Однако наиболее сильное влияние имел Чемберлен со своей книгой «Основы девятнадцатого века», опубликованной в 1900 г. В своей туманной и мистической работе Чемберлен изобразил исторический процесс как борьбу за доминирование между германской и еврейской расой — единственными двумя расовыми группами, сохранившими изначальную чистоту в мире смешанных рас. Героическим и культурным германцам противостояли жестокие и механистичные евреи, которых Чемберлен представил в качестве космической угрозы человеческому обществу, вместо того чтобы просто не обращать на них внимания как на маргинальную, или низшую, касту. С расовой борьбой была связана борьба религиозная, и Чемберлен приложил много усилий, пытаясь доказать, что христианство изначально было германским и что Иисус, несмотря на все свидетельства, не был евреем. Работа Чемберлена произвела впечатление на многих читателей благодаря попыткам научного обоснования изложенных в ней идей, наиболее существенным моментом в этом отношении было объединение антисемитизма и расизма с социал-дарвинизмом. Английский ученый Чарльз Дарвин утверждал, что животные и растительные царства подчиняются закону естественного отбора, согласно которому наиболее приспособленный выживает, а слабый или менее адаптированный исчезает, гарантируя, таким образом, улучшение вида.
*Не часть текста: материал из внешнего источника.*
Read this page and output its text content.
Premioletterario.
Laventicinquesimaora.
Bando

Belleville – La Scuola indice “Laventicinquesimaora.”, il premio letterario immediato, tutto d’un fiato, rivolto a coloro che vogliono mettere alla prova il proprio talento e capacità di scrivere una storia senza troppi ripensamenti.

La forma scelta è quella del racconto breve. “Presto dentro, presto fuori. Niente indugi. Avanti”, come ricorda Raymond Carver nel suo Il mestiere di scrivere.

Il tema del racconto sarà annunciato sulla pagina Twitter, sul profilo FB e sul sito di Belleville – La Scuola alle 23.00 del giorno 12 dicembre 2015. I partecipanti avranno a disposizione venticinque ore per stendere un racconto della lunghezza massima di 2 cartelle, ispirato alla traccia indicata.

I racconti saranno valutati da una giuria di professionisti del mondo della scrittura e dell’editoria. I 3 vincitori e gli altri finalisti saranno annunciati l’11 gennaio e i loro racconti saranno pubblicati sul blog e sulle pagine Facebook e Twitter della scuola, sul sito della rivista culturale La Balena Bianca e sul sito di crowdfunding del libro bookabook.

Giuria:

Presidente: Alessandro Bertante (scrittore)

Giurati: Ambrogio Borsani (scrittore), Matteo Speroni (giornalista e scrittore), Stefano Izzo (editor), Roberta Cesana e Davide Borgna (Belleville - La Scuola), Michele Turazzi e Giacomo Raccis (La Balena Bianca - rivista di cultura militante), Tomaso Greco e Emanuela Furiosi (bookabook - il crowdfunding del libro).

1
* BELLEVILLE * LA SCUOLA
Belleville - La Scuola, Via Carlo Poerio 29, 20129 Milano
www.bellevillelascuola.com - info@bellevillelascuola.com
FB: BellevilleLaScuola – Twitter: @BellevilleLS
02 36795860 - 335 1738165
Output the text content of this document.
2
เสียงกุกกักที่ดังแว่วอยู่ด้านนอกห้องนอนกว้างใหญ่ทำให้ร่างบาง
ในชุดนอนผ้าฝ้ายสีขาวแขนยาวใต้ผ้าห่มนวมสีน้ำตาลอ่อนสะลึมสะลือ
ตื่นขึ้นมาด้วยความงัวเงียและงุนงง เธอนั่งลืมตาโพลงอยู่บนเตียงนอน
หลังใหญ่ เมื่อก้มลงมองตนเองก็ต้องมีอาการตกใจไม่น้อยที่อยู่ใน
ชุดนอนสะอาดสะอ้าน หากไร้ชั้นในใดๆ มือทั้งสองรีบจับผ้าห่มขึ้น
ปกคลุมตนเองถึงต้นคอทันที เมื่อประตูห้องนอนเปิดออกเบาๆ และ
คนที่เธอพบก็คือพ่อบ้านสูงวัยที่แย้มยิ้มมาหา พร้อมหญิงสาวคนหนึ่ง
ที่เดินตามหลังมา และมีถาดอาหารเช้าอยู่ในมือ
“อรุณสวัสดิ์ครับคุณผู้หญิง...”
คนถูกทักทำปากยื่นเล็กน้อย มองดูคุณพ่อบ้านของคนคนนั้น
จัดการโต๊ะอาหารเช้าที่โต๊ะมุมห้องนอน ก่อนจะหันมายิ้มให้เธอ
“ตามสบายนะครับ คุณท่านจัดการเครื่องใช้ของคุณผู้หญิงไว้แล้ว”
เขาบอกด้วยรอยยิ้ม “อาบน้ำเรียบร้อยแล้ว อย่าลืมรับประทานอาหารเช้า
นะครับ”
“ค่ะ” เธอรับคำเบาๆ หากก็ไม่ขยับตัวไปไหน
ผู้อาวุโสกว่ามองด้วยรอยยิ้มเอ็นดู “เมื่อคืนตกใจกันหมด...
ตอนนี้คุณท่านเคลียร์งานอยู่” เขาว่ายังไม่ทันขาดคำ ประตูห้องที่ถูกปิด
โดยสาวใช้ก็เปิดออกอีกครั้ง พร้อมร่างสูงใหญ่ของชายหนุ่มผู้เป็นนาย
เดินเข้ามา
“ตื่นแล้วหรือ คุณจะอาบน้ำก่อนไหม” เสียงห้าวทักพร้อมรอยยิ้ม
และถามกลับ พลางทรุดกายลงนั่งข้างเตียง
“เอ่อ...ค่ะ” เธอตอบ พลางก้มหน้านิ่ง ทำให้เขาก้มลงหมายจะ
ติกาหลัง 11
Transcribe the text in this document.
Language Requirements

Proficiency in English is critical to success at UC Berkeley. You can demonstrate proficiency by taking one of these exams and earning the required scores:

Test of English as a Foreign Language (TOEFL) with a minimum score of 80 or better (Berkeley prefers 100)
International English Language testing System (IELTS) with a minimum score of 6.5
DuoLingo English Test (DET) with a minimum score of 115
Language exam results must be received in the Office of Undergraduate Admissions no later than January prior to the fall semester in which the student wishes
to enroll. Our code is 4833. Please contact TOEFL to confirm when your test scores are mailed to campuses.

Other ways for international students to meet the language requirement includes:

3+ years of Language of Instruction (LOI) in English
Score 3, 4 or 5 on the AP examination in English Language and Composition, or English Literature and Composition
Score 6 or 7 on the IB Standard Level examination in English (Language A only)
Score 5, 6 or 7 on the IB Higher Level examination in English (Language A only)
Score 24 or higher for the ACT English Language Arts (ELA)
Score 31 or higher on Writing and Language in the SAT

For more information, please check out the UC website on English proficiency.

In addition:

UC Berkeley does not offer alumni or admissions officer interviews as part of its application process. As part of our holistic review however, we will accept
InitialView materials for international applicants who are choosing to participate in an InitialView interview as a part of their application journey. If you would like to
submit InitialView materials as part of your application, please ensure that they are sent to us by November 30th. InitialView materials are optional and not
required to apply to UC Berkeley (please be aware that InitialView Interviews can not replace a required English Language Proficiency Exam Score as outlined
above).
Социал-дарвинисты применили эту модель и к человеческой расе[114]. Они сформулировали ряд ключевых идей, которые потом были переняты нацистами.

III

Чемберлен не был одинок в распространении таких взглядов. Целый ряд авторов, ученых и других деятелей внесли свой вклад в возникновение в 1890-х нового, жесткого селекционного варианта социал-дарвинизма, в котором на первое место выводилась не мирная эволюция, а борьба за выживание. Характерным представителем этой школы мысли был антрополог Людвиг Вольтман, который в 1900 г. заявлял, что арийская, или германская, раса представляла собой вершину эволюции человека и поэтому была высшей по сравнению с другими. Таким образом, он утверждал, что «германская раса была избрана, чтобы править миром»[115]. Однако другие расы, как он считал, мешали этому. Германцам, по мнению некоторых людей, требовалось больше «жизненного пространства» (Lebensraum), которое следовало захватить у других народов, в основном у славян. Причина заключалась не в том, что страна действительно была перенаселена — никаких подтверждений тому не было, — а в том, что продвигавшие такие взгляды люди заимствовали свои идеи из животного царства и применяли их к человеческому обществу. Встревоженные ростом процветающих городов Германии, они стремились восстановить сельский идеал, мечтая о времени, когда германские поселенцы смогли бы владеть землями «низших» славянских крестьян, как — об этом начинали говорить историки — это уже было в Средние века[116]. Подобные представления о международной политике как об арене борьбы между различными расами за превосходство или выживание широко распространились среди представителей политической элиты Германии к началу Первой мировой войны. Такие люди, как военный министр Эрих фон Фалькенгайн, командующий военным флотом Альфред фон Тирпиц, советник рейхсканцлера Бетмана-Гольвега Курт Рицлер и шеф морского кабинета Георг Александр фон Мюллер, — все они считали войну средством сохранения или утверждения германской расы в борьбе с населением романских стран и славянами. Война, по знаменитым словам из книги генерала Фридриха фон Бернгарди, опубликованной в 1911 г., была «биологической необходимостью: без войны низшие или деградирующие расы легко могли задушить ростки здоровых, подающих надежды элементов, за чем последовал бы глобальный упадок». Внешняя политика теперь должна была проводиться не между странами, а между расами. Это стало одной из причин начавшегося снижения важности государства, которому предстояло сыграть такую серьезную роль во внешней политике нацистов[117].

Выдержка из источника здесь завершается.